Today the main way of red sludge disposal, taking into account the high content of iron in it, is the processing of red sludge into cast iron. But this process is complicated because, unlike iron ore, sludge is very difficult to enrich, it has to be remelted with the "empty" mineral part, which leads to the accumulation of new waste – metallurgical slag. Furthermore, other valuable components are not selected in this process.

But red sludge contains valuable components, and they are very interesting ones. These are platinum group metals, and scandium, and titanium, and zirconium, and rare earth elements. Depending on the origin of the bauxites, the price of the elements contained in red sludge (upon condition that they separated into the pure substances) is approximately from 5 to 12 thousand dollars.

Shale ash.

Unlike oil and coal, containing a lot of energy, but quite rare, oil shale is rather widespread, but is relatively poor of energy. If the ash content in quality coal is less than 10-15%, such index for shale is 3-4 times as high. Accordingly, the quantity of ash produced during shale burning is 3-4 times higher than during coal burning. In addition, shale ash contains a lot of lime and free calcium oxide that makes it highly aggressive substance.

Originally there were two directions of shale ash utilization: production of building materials (high content of calcium oxide allows to consider shale ash as a kind of lime analogue, though not of very high quality – a large number of impurities spoils color) and swamp soils deoxidation. However, the second way demonstrated soon its fallacy: because of the high content of heavy metals in the ash and ease of their assimilation by plants in acidic soils, among the people who used these plants the epidemic of chronic poisoning had began, up to the mass cases of children’s alopecia. So, today such application is abandoned.

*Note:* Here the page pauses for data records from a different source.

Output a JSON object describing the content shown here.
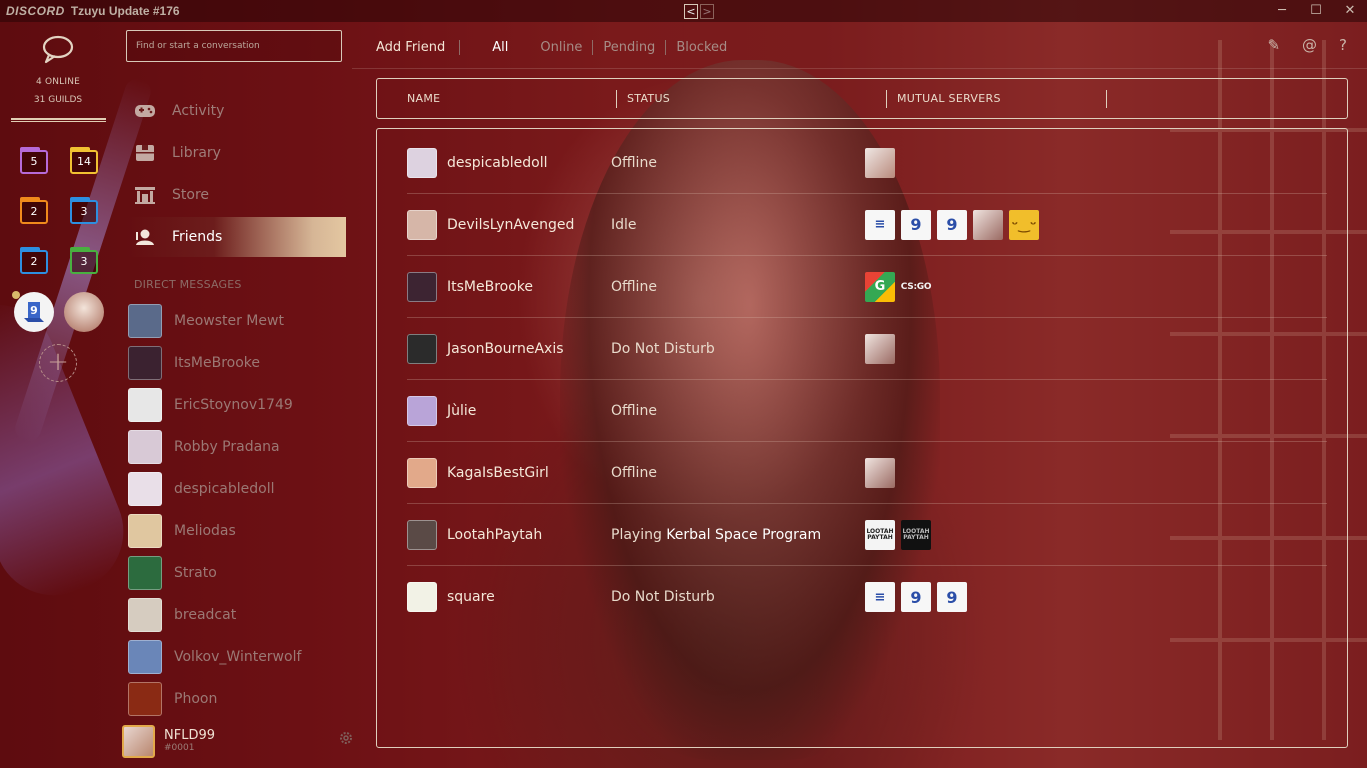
{
  "window": {
    "brand": "DISCORD",
    "title": "Tzuyu Update #176",
    "back": "<",
    "forward": ">",
    "minimize": "─",
    "maximize": "☐",
    "close": "✕"
  },
  "guilds": {
    "online": "4 ONLINE",
    "guild_count": "31 GUILDS",
    "folders": [
      {
        "count": "5",
        "color": "#b66bd8"
      },
      {
        "count": "14",
        "color": "#f1c232"
      },
      {
        "count": "2",
        "color": "#f08a1c"
      },
      {
        "count": "3",
        "color": "#2d8fe0"
      },
      {
        "count": "2",
        "color": "#2d8fe0"
      },
      {
        "count": "3",
        "color": "#49b040"
      }
    ],
    "add_label": "+"
  },
  "search": {
    "placeholder": "Find or start a conversation"
  },
  "nav": [
    {
      "label": "Activity",
      "icon": "gamepad-icon"
    },
    {
      "label": "Library",
      "icon": "library-icon"
    },
    {
      "label": "Store",
      "icon": "store-icon"
    },
    {
      "label": "Friends",
      "icon": "friends-icon"
    }
  ],
  "direct_messages": {
    "header": "DIRECT MESSAGES",
    "items": [
      {
        "name": "Meowster Mewt",
        "color": "#5a6a8a"
      },
      {
        "name": "ItsMeBrooke",
        "color": "#3b2230"
      },
      {
        "name": "EricStoynov1749",
        "color": "#e7e7e7"
      },
      {
        "name": "Robby Pradana",
        "color": "#d8c9d6"
      },
      {
        "name": "despicabledoll",
        "color": "#e9dfe8"
      },
      {
        "name": "Meliodas",
        "color": "#e0c7a0"
      },
      {
        "name": "Strato",
        "color": "#2c6b3e"
      },
      {
        "name": "breadcat",
        "color": "#d6ccc0"
      },
      {
        "name": "Volkov_Winterwolf",
        "color": "#6a86b8"
      },
      {
        "name": "Phoon",
        "color": "#8a2a14"
      }
    ]
  },
  "user": {
    "name": "NFLD99",
    "discriminator": "#0001"
  },
  "tabs": {
    "add_friend": "Add Friend",
    "all": "All",
    "online": "Online",
    "pending": "Pending",
    "blocked": "Blocked"
  },
  "top_icons": {
    "new_dm": "✎",
    "mentions": "@",
    "help": "?"
  },
  "table": {
    "headers": {
      "name": "NAME",
      "status": "STATUS",
      "mutual": "MUTUAL SERVERS"
    },
    "rows": [
      {
        "name": "despicabledoll",
        "status": "Offline",
        "avatar": "#ddd2e0",
        "servers": [
          "photo"
        ]
      },
      {
        "name": "DevilsLynAvenged",
        "status": "Idle",
        "avatar": "#d6b6a8",
        "servers": [
          "d",
          "g",
          "g",
          "anime",
          "smile"
        ]
      },
      {
        "name": "ItsMeBrooke",
        "status": "Offline",
        "avatar": "#3d2432",
        "servers": [
          "google",
          "csgo"
        ]
      },
      {
        "name": "JasonBourneAxis",
        "status": "Do Not Disturb",
        "avatar": "#2b2b2b",
        "servers": [
          "anime"
        ]
      },
      {
        "name": "Jùlie",
        "status": "Offline",
        "avatar": "#b9a4d8",
        "servers": []
      },
      {
        "name": "KagaIsBestGirl",
        "status": "Offline",
        "avatar": "#e2a98a",
        "servers": [
          "anime"
        ]
      },
      {
        "name": "LootahPaytah",
        "status_prefix": "Playing ",
        "status_game": "Kerbal Space Program",
        "avatar": "#5a4a46",
        "servers": [
          "lp1",
          "lp2"
        ]
      },
      {
        "name": "square",
        "status": "Do Not Disturb",
        "avatar": "#f2f2e6",
        "servers": [
          "d",
          "g",
          "g"
        ]
      }
    ]
  },
  "server_glyphs": {
    "d": "≡",
    "g": "9",
    "smile": "ᵕ‿ᵕ",
    "google": "G",
    "csgo": "CS:GO",
    "lp": "LOOTAH PAYTAH"
  }
}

Our technology allows dividing shale ash into high-quality pure snow-white lime, pure silicon, aluminium and iron oxides, as well as separating in pure form impurity elements, such as titanium, zirconium, molybdenum and other substances worth a total of 5000 dollars per ton.

Thus the concept of processing we propose consists in complete separation of industrial waste into its constituent elements. All of these substances, being obtained in pure form, are in demand and have a high market value, which provides a profitability of processing. In addition, the territory of the former waste storage becomes completely free and can be reshaped for the construction or agriculture, which significantly increases the value of the land.

The concept is based on the package of technologies basing on hydrometallurgical processes with the mandatory recycling of active reagents. One of the main characteristics of our solutions is refusing to use highly aggressive reagents, like concentrated acids, which reduces the risk of man-made environmental disasters in case of emergency situations. Another important quality is complete absence of wastes and effluents; the processing material is separated and recycled completely. For each type of waste we select its processing sequence allowing optimizing the processing and minimizing time and energy expenditure.